As the Catholic philosopher, Jean Vanier, has written:
To be lonely is to feel unwanted and unloved, and therefore unlovable. Loneliness is a taste of death.
It’s easy to see xenophobia and hostility to immigrants as simply products of racism, and to varying degrees no doubt they are, but beneath this bigotry runs a deeper current: the experience of individuals who feel neglected while believing the very thing they silently hunger for — inclusion — is being offered to others.
Trumpism offers a fake ointment for this injury by constructing an illusion of inclusion — a society that puts Americans first — but in actuality simply expands and inflames social divisions.
After Elliot Rodgers killed himself and six people near the UC Santa Barbara campus in May, 2014, Niobe Way wrote:
Our culture prizes independence over human connection. It devalues and even discourages close friendships, particularly among boys and men. And our definitions of manhood emphasize aggression, toughness and rugged individualism at the expense of girls, women and relationships.
We know these aspects of our culture lie at the root of the problem not only because killers, like Rodgers, tell us so in their journals and media postings. The science has also been telling us so for decades. We simply aren’t paying attention.
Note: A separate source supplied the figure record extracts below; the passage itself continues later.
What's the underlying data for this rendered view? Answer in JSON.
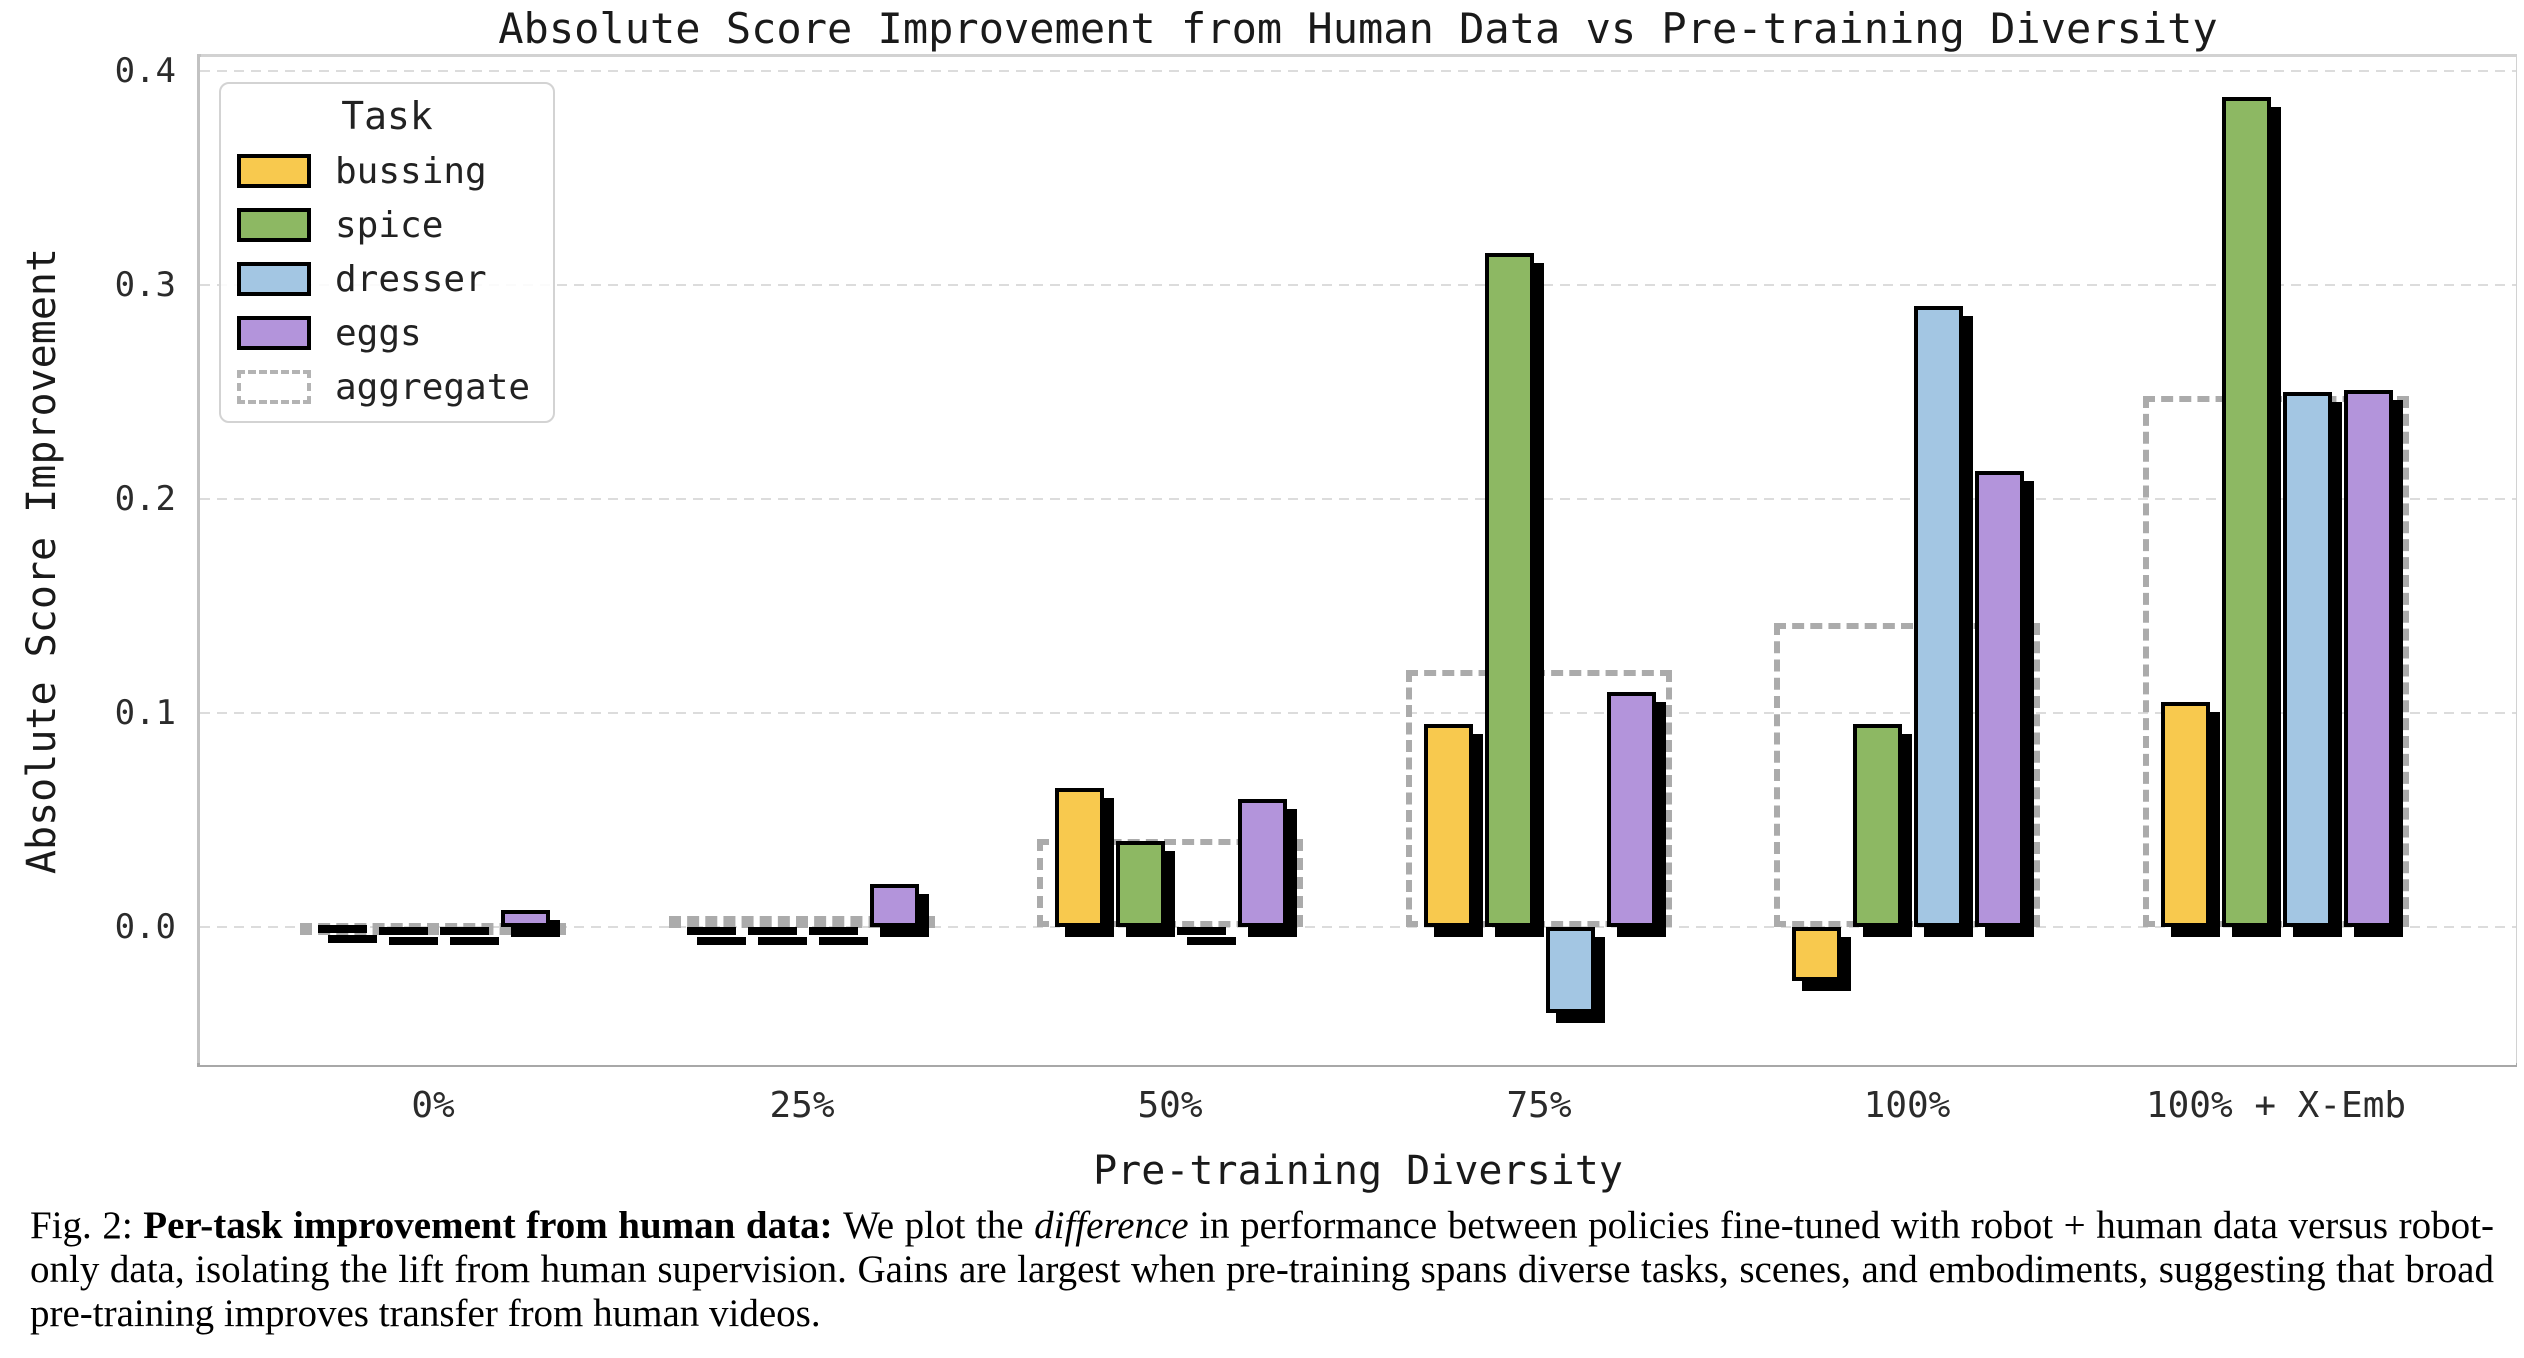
{
  "caption": {
    "fig_label": "Fig. 2: ",
    "bold": "Per-task improvement from human data: ",
    "body_pre_italic": "We plot the ",
    "italic": "difference",
    "body_post_italic": " in performance between policies fine-tuned with robot + human data versus robot-only data, isolating the lift from human supervision. Gains are largest when pre-training spans diverse tasks, scenes, and embodiments, suggesting that broad pre-training improves transfer from human videos."
  },
  "chart_data": {
    "type": "bar",
    "title": "Absolute Score Improvement from Human Data vs Pre-training Diversity",
    "xlabel": "Pre-training Diversity",
    "ylabel": "Absolute Score Improvement",
    "categories": [
      "0%",
      "25%",
      "50%",
      "75%",
      "100%",
      "100% + X-Emb"
    ],
    "yticks": [
      0.0,
      0.1,
      0.2,
      0.3,
      0.4
    ],
    "ytick_labels": [
      "0.0",
      "0.1",
      "0.2",
      "0.3",
      "0.4"
    ],
    "ylim": [
      -0.065,
      0.41
    ],
    "grid": "horizontal-dashed",
    "legend": {
      "title": "Task",
      "position": "upper-left",
      "entries": [
        "bussing",
        "spice",
        "dresser",
        "eggs",
        "aggregate"
      ]
    },
    "series": [
      {
        "name": "bussing",
        "color": "#F8C94E",
        "values": [
          0.001,
          -0.001,
          0.065,
          0.095,
          -0.025,
          0.105
        ]
      },
      {
        "name": "spice",
        "color": "#8DB863",
        "values": [
          -0.001,
          -0.002,
          0.04,
          0.315,
          0.095,
          0.388
        ]
      },
      {
        "name": "dresser",
        "color": "#A3C6E3",
        "values": [
          -0.001,
          -0.001,
          -0.002,
          -0.04,
          0.29,
          0.25
        ]
      },
      {
        "name": "eggs",
        "color": "#B394DB",
        "values": [
          0.008,
          0.02,
          0.06,
          0.11,
          0.213,
          0.251
        ]
      }
    ],
    "aggregate": {
      "name": "aggregate",
      "style": "dashed-outline",
      "color": "#ABABAB",
      "values": [
        0.002,
        0.005,
        0.041,
        0.12,
        0.142,
        0.248
      ]
    },
    "style_notes": {
      "bar_outline": "#000000",
      "bar_shadow": "#000000",
      "gridline_color": "#dcdcdc",
      "background": "#ffffff"
    }
  }
}
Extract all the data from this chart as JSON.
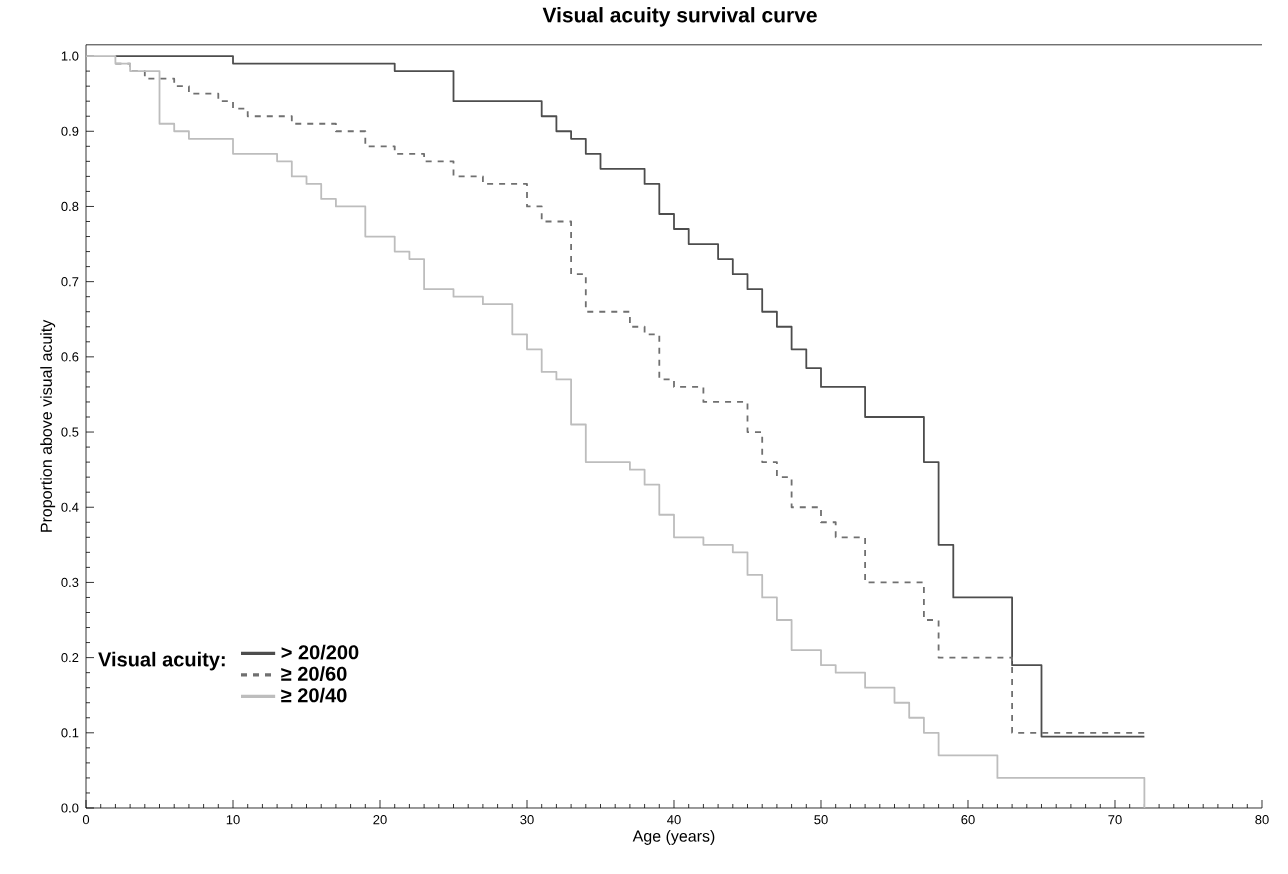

Neuroscientists, developmental psychologists, evolutionary anthropologists, primatologists and health researchers agree: Humans need and want close relationships, including friendships, and when they don’t have them, there are serious physical and mental health consequences.
Last year, Politico reported that across America, social isolation is increasingly viewed as a public health crisis:
Someone who lacks social relationships has the same risk for early death as someone who is severely obese, according to a 2015 analysis by researchers at Brigham Young University. The feeling of loneliness, or a person’s perception of being isolated, has been linked to higher blood pressure and cognitive decline.
A 2018 Cigna study finds loneliness at epidemic levels:
- Nearly half of Americans report sometimes or always feeling alone (46 percent) or left out (47 percent).
- One in four Americans (27 percent) rarely or never feel as though there are people who really understand them.
- Two in five Americans sometimes or always feel that their relationships are not meaningful (43 percent) and that they are isolated from others (43 percent).
- One in five people report they rarely or never feel close to people (20 percent) or feel like there are people they can talk to (18 percent).
A society marked by so much loneliness has lost much of the fabric that’s required to hold any society together. Indeed, a nation made of so many individuals increasingly experiencing the pain of isolation more than being nurtured by their connections with others is already in the process of social dissolution.
While violence and political divisions capture the headlines, America’s social breakdown long preceded the emergence of Donald Trump and the creation of social media — an incremental and quiet breakdown that is all the more destructive because it captures so little attention.
Unless we come together, we inevitably fall apart.